Jul 07, 2008 - Mountainview, California, USA - MARISSA MAYER, VP of Search and User Experiences, Google is photographed on the Google campus in Mountainview, CA on July 7, 2008. From the high-tech scene, there has risen a new crop of accomplished female C
Não ia ser um trabalho fácil, muito menos instantâneo. Marissa Mayer já sabia de tudo isso quanto topou assumir o posto de CEO do Yahoo, empresa que já tinha passado pelas mãos de quatro outros CEOs e não engrenava de jeito nenhum.

Com o descrédito na marca e a temerosidade do mercado de que uma mãe com um filho praticamente recém-nascido desse conta de tirar o Yahoo da pindaíba, Mayer tem se saído bem. O grande feito, reconhecido por boa parte da mídia e do mercado, foi o de melhorar a percepção da marca e, junto com ela, levantar o moral dos funcionários. O Vale do Silício tem hoje uma visão diferente da empresa, que transmite mais esperança do que desprezo. "Não é mais envergonhador trabalhar no Yahoo", teria dito recentemente um funcionário ao Wall Street Journal.

Louca das compras

Financeiramente, o Yahoo se mantém em alta de 73%, capitaneada principalmente por outros investimentos da empresa, em especial aqueles das corporações asiáticas que fazem parte do grupo, como o gigante do ecommerce chinês Alibaba e o Yahoo Japão. Isso ofereceu lastro pra que Marissa saísse às compras - foram adquiridas 16 startups, entre elas o agregador de notícias Summly, o criador de enquetes GoPollGo, e o Tumblr, plataforma que custou a "bagatela" de 1 bilhão de dólares e que traz mais de 150 milhões de blogs para o guarda-chuva roxo do Yahoo.

Parece maluquice, mas pensa só: a chegada de um público bastante jovem, que vem junto com a compra do Tumblr, contrasta (e equilibra) a audiência atual do portal, que tem em média 45 anos ou mais, de acordo com estudos da Susquehanna Financial Group.

Além disso, as equipes altamente focadas e motivadas das startups que agora fazem parte do grande grupo Yahoo trazem um novo fôlego pra uma equipe que estava desanimada a ponto de precisar que fossem cortados certos benefícios, como o home office, pra voltarem a se tornarem produtivos.

Liderança

A controversa decisão de encerrar o trabalho remoto no Yahoo e a posterior chegada de comidas grátis, smartphones distribuídos largamente e até pulseirinhas fitness pra incentivar a atividade física dos colaboradores, no fim das contas, ajudaram a reestruturar a cultura corporativa da empresa.

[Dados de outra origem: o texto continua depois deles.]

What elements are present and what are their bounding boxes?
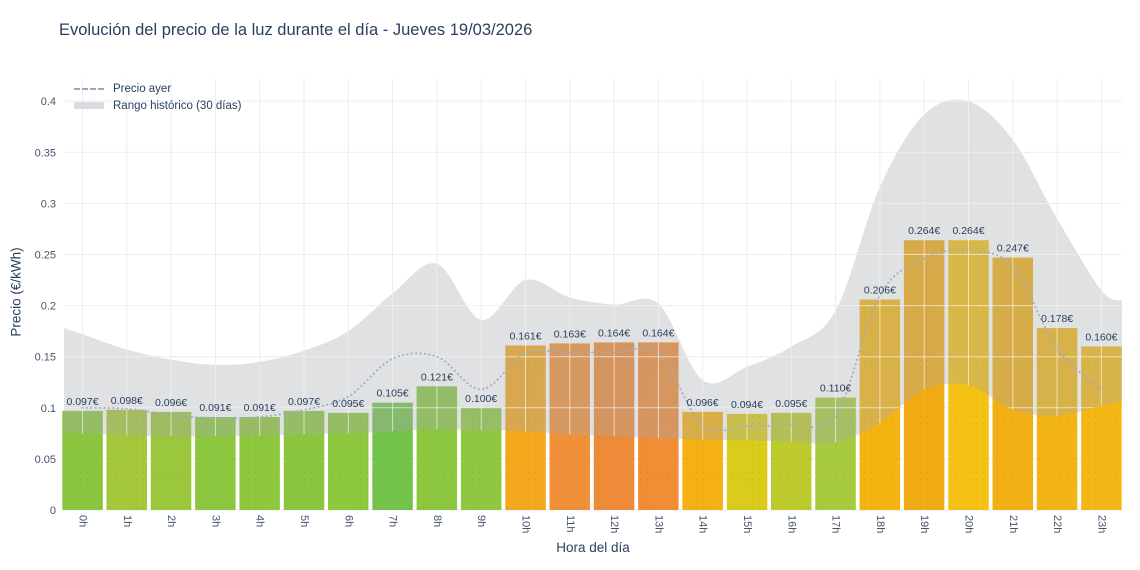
bar-label-14h: 0.096€: [687, 397, 719, 409]
y-tick-0.1: 0.1: [41, 403, 56, 415]
x-tick-18h: 18h: [874, 515, 886, 533]
x-tick-3h: 3h: [209, 515, 221, 527]
chart-title: Evolución del precio de la luz durante e…: [59, 21, 533, 39]
legend-item-rango-historico[interactable]: Rango histórico (30 días): [74, 97, 241, 114]
bar-value-labels: 0.097€ 0.098€ 0.096€ 0.091€ 0.091€ 0.097€ 0.09…: [66, 225, 1117, 414]
x-tick-9h: 9h: [475, 515, 487, 527]
bar-label-19h: 0.264€: [908, 225, 940, 237]
bar-label-3h: 0.091€: [199, 402, 231, 414]
bar-label-4h: 0.091€: [244, 402, 276, 414]
bar-label-2h: 0.096€: [155, 397, 187, 409]
x-tick-14h: 14h: [697, 515, 709, 533]
y-tick-labels: 0 0.05 0.1 0.15 0.2 0.25 0.3 0.35 0.4: [35, 96, 56, 517]
x-tick-23h: 23h: [1095, 515, 1107, 533]
legend-item-precio-ayer[interactable]: Precio ayer: [74, 80, 241, 97]
y-tick-0.15: 0.15: [35, 352, 56, 364]
x-tick-13h: 13h: [652, 515, 664, 533]
y-tick-0.05: 0.05: [35, 454, 56, 466]
bar-label-16h: 0.095€: [775, 398, 807, 410]
band-sample: [74, 102, 104, 109]
bar-label-7h: 0.105€: [377, 388, 409, 400]
legend: Precio ayer Rango histórico (30 días): [74, 80, 241, 114]
bar-label-9h: 0.100€: [465, 393, 497, 405]
bar-label-6h: 0.095€: [332, 398, 364, 410]
x-tick-16h: 16h: [785, 515, 797, 533]
y-tick-0.4: 0.4: [41, 96, 56, 108]
bar-label-0h: 0.097€: [66, 396, 98, 408]
bar-label-5h: 0.097€: [288, 396, 320, 408]
x-axis-title: Hora del día: [556, 540, 630, 555]
bar-label-22h: 0.178€: [1041, 313, 1073, 325]
x-tick-6h: 6h: [342, 515, 354, 527]
x-tick-20h: 20h: [963, 515, 975, 533]
y-tick-0: 0: [50, 505, 56, 517]
x-tick-5h: 5h: [298, 515, 310, 527]
x-tick-17h: 17h: [830, 515, 842, 533]
y-tick-0.2: 0.2: [41, 301, 56, 313]
bar-label-8h: 0.121€: [421, 371, 453, 383]
historical-range-band: [64, 99, 1122, 444]
bar-label-18h: 0.206€: [864, 285, 896, 297]
bar-label-20h: 0.264€: [952, 225, 984, 237]
x-tick-4h: 4h: [254, 515, 266, 527]
x-tick-7h: 7h: [387, 515, 399, 527]
x-tick-11h: 11h: [564, 515, 576, 533]
x-tick-21h: 21h: [1007, 515, 1019, 533]
x-tick-8h: 8h: [431, 515, 443, 527]
x-tick-22h: 22h: [1051, 515, 1063, 533]
bar-label-11h: 0.163€: [554, 328, 586, 340]
x-tick-labels: 0h 1h 2h 3h 4h 5h 6h 7h 8h 9h 10h 11h 12h 13h 14h 15h 16…: [77, 515, 1108, 533]
legend-label-precio-ayer: Precio ayer: [113, 82, 172, 95]
bar-label-1h: 0.098€: [111, 395, 143, 407]
bar-label-23h: 0.160€: [1085, 332, 1117, 344]
bar-label-15h: 0.094€: [731, 399, 763, 411]
x-tick-19h: 19h: [918, 515, 930, 533]
bar-label-13h: 0.164€: [642, 327, 674, 339]
dashed-line-sample: [74, 87, 104, 90]
y-tick-0.3: 0.3: [41, 198, 56, 210]
y-tick-0.25: 0.25: [35, 250, 56, 262]
x-tick-0h: 0h: [77, 515, 89, 527]
x-tick-1h: 1h: [121, 515, 133, 527]
y-tick-0.35: 0.35: [35, 147, 56, 159]
bar-label-21h: 0.247€: [997, 243, 1029, 255]
bar-label-12h: 0.164€: [598, 327, 630, 339]
bar-label-17h: 0.110€: [820, 383, 851, 395]
x-tick-15h: 15h: [741, 515, 753, 533]
precio-ayer-line[interactable]: [81, 249, 1103, 432]
legend-label-rango-historico: Rango histórico (30 días): [113, 99, 242, 112]
bar-label-10h: 0.161€: [509, 331, 541, 343]
x-tick-2h: 2h: [165, 515, 177, 527]
y-axis-title: Precio (€/kWh): [8, 247, 24, 337]
x-tick-10h: 10h: [520, 515, 532, 533]
x-tick-12h: 12h: [608, 515, 620, 533]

Não resolve o problema, mas dá uma força para criar uma atmosfera de cooperação e bem estar - o que, para uma companhia que estava decadente, até que caiu muito bem.

Foi preciso um chacoalhão pra que os funcionários fossem novamente motivados a produzir, se empenhar e pensar em como ajudar a tirar o Yahoo da lama. E o resultado é perceptível tanto pela equipe do RH quanto para quem vê de fora. "Mais pessoas estão se aplicando para vagas no Yahoo e mais funcionários estão ficando", destaca um porta-voz da empresa, que ainda frisa que a taxa de saídas de colaboradores caiu pela metade no último ano.

Ou seja, quem pegou a geração Marissa Mayer está mais crente que a empresa tem futuro, e quem está de fora está interessado em fazer parte dessa mudança. No site Glassdoor, que mede a satisfação dos funcionários, o Yahoo agora aparece com a sua maior pontuação dos últimos 5 anos.

Manter os talentos, tirar os mais malandrinhos da zona de conforto e trazer pra equipe um bom grupo de gente empolgada e empenhada em crescer, seja com novas contratações, seja com a incorporação de equipes das startups adquiridas, é a parte que conseguimos ver, até agora, do plano de retomada do sucesso no Yahoo.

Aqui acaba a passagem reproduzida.